From 1917 onwards, he was chairman of Kerry County Council and regarded as one of the leading Sinn Féiners in the county. When the Sinn Féin movement and the IRA split on the issue of the Anglo-Irish Treaty in disgust he retired from politics and from public life.
Jack lists his siblings: Joan, May and Grace, two of whom entered the Congregation of the Ursulines, and his brother Liam.
He then records a traumatic period in his early years. At the age of ten he struggled with a grave chest ailment. The family GP feared for his life, in this time before penicillin and the wonderful streptomycin drugs. At that time the treatment for any serious chest ailment was a long rest in a sanitorium. Jack was sent to Switzerland, then regarded as the best place to receive treatment. There he made a full recovery.

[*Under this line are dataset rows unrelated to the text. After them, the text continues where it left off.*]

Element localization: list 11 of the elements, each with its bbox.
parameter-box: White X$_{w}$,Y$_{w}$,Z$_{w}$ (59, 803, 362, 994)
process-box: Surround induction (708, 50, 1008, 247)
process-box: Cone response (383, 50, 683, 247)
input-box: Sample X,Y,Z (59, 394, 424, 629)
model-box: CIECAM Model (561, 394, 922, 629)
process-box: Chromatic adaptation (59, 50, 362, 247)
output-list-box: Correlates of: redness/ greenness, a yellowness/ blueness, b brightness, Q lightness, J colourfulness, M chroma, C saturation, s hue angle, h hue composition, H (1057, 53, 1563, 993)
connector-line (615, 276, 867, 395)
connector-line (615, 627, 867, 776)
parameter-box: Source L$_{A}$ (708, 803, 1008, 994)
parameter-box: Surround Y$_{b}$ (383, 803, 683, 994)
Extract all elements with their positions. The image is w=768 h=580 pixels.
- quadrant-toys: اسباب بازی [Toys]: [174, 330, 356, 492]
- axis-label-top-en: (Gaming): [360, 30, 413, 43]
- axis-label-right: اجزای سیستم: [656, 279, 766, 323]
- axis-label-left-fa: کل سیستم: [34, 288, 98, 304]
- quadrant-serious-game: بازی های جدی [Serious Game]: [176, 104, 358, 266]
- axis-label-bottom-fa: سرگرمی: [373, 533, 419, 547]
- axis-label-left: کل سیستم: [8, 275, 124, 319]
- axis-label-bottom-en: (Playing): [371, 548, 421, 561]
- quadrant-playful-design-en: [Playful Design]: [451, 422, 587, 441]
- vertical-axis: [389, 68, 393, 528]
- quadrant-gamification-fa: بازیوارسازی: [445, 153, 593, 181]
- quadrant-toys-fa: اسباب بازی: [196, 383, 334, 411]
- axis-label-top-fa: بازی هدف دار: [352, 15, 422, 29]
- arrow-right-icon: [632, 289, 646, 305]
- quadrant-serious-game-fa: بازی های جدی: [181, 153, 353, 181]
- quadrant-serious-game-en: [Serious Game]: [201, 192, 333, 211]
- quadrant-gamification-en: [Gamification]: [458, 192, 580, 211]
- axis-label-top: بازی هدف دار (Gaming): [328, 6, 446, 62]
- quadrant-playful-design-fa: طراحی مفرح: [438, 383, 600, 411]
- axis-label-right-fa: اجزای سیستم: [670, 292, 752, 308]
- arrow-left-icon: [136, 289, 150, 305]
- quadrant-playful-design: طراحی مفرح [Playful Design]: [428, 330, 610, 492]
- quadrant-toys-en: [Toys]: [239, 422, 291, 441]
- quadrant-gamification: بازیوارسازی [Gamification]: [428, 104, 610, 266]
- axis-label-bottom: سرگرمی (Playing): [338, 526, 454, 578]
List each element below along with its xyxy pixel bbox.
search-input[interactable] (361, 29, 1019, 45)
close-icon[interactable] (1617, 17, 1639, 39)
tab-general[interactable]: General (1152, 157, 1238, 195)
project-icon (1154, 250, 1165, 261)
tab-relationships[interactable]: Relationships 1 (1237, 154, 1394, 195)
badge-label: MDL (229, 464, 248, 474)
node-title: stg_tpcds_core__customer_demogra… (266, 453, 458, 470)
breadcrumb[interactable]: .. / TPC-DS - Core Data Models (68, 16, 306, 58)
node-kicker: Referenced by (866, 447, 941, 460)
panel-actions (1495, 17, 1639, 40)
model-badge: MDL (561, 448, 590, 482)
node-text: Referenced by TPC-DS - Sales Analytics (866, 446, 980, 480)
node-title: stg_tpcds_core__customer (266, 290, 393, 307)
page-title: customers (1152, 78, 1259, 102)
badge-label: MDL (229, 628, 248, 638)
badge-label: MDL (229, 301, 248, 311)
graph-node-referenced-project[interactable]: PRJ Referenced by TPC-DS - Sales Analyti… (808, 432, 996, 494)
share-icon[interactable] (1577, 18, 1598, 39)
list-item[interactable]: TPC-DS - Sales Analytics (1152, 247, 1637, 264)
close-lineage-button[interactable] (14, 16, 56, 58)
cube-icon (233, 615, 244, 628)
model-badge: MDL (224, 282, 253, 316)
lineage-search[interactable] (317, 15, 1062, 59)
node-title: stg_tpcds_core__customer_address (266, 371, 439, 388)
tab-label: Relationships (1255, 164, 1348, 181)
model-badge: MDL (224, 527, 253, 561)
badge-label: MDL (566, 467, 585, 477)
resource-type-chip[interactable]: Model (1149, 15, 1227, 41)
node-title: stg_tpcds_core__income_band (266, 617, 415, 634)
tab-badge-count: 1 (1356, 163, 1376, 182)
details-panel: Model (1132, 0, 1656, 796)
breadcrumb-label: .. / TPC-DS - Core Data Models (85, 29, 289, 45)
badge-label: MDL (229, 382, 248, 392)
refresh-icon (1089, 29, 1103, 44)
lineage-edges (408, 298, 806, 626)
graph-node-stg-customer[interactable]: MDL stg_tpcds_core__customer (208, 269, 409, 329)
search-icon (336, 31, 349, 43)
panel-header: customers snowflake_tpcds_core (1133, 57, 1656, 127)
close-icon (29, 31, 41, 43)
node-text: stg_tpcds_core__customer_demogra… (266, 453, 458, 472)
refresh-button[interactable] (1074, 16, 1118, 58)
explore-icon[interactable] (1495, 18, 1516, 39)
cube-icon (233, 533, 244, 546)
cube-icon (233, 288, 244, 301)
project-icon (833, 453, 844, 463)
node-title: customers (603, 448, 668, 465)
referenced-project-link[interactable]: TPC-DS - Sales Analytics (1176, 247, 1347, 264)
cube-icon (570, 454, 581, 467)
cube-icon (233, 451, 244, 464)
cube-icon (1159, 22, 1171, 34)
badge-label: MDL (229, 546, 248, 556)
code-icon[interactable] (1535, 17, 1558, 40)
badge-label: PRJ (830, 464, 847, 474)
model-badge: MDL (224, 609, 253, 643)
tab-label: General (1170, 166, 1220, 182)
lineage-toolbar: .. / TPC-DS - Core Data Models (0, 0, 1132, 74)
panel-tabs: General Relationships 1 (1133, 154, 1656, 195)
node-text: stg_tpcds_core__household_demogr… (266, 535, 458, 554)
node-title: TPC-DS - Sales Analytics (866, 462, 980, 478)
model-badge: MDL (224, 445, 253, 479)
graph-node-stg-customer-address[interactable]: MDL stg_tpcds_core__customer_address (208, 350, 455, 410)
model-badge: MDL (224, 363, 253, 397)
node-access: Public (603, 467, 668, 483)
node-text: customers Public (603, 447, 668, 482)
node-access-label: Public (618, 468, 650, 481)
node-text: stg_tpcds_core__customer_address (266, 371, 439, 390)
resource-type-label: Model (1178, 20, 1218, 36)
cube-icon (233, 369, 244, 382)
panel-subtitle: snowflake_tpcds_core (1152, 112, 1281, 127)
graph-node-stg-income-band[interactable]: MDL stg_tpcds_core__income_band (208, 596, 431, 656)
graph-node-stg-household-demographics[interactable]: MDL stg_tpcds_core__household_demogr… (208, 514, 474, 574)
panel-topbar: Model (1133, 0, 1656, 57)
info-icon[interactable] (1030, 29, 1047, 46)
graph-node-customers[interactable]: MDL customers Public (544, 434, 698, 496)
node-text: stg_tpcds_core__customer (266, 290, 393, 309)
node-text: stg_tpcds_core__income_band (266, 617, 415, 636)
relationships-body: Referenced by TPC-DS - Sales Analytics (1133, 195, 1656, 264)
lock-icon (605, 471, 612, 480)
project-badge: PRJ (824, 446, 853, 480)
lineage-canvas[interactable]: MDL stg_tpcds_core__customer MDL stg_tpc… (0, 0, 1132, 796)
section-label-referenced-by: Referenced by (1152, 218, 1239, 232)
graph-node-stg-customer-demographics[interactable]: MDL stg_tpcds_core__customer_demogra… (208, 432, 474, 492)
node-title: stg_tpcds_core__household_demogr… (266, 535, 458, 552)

Jack and Liam were educated by the Jesuits at Clongowes Wood. Both had vocations to the priesthood: Liam was ordained as a Jesuit and spent most of the rest of his life lecturing on industrial relations in the Jesuit Workers College in Dublin.
Jack himself had entered Clonliffe to study for the priesthood in the Archdiocese of Dublin. Within four years he concluded that he did not have a vocation, and joined his father in the family business.
In the next and most valuable section of Jack’s narrative he discusses the development of the family business and its crucial role in the business and commercial life of the town and its vicinity. The challenges to business in a provincial town were many and varied and this book illustrates adaptability was the key to coping with them. Jack married Susan Kelliher, daughter of Maurice Kelliher, one of the leading businessmen in Tralee and she was a knowledgeable and admirable partner in all his business enterprises.
Jack did not merely concern himself with the family business. He was actively involved in projects to promote the civic, economic and social life of the town. He and other prominent fellow town’s people bought the Listowel Arms Hotel when it was very much down-at-heal and they ensured that it was again fit for purpose.
Largely the same group set up the Tarbert-Killimer Ferry. Jack also strongly supported every other worthwhile project, not least Writers Week. In all this he had the enthusiastic support of Sue, his wife.
One of Jack’s hobbies was an interest in trains and railways. The remains of one of the most exotic examples of a railway was right before his eyes – The Listowel /Ballybunion Lartigue Railway. With dogged determination he resurrected the engine, carriages, turn-table and rails and he bequeathed to the town the unique Lartigue Railway Museum.
Jack McKenna’s journal of his life and times is an inspiring account of a hard-working and public-spirited business family, such as was to be found in all our provincial towns. Congratulations to him for completing it and on reaching his 100th birthday!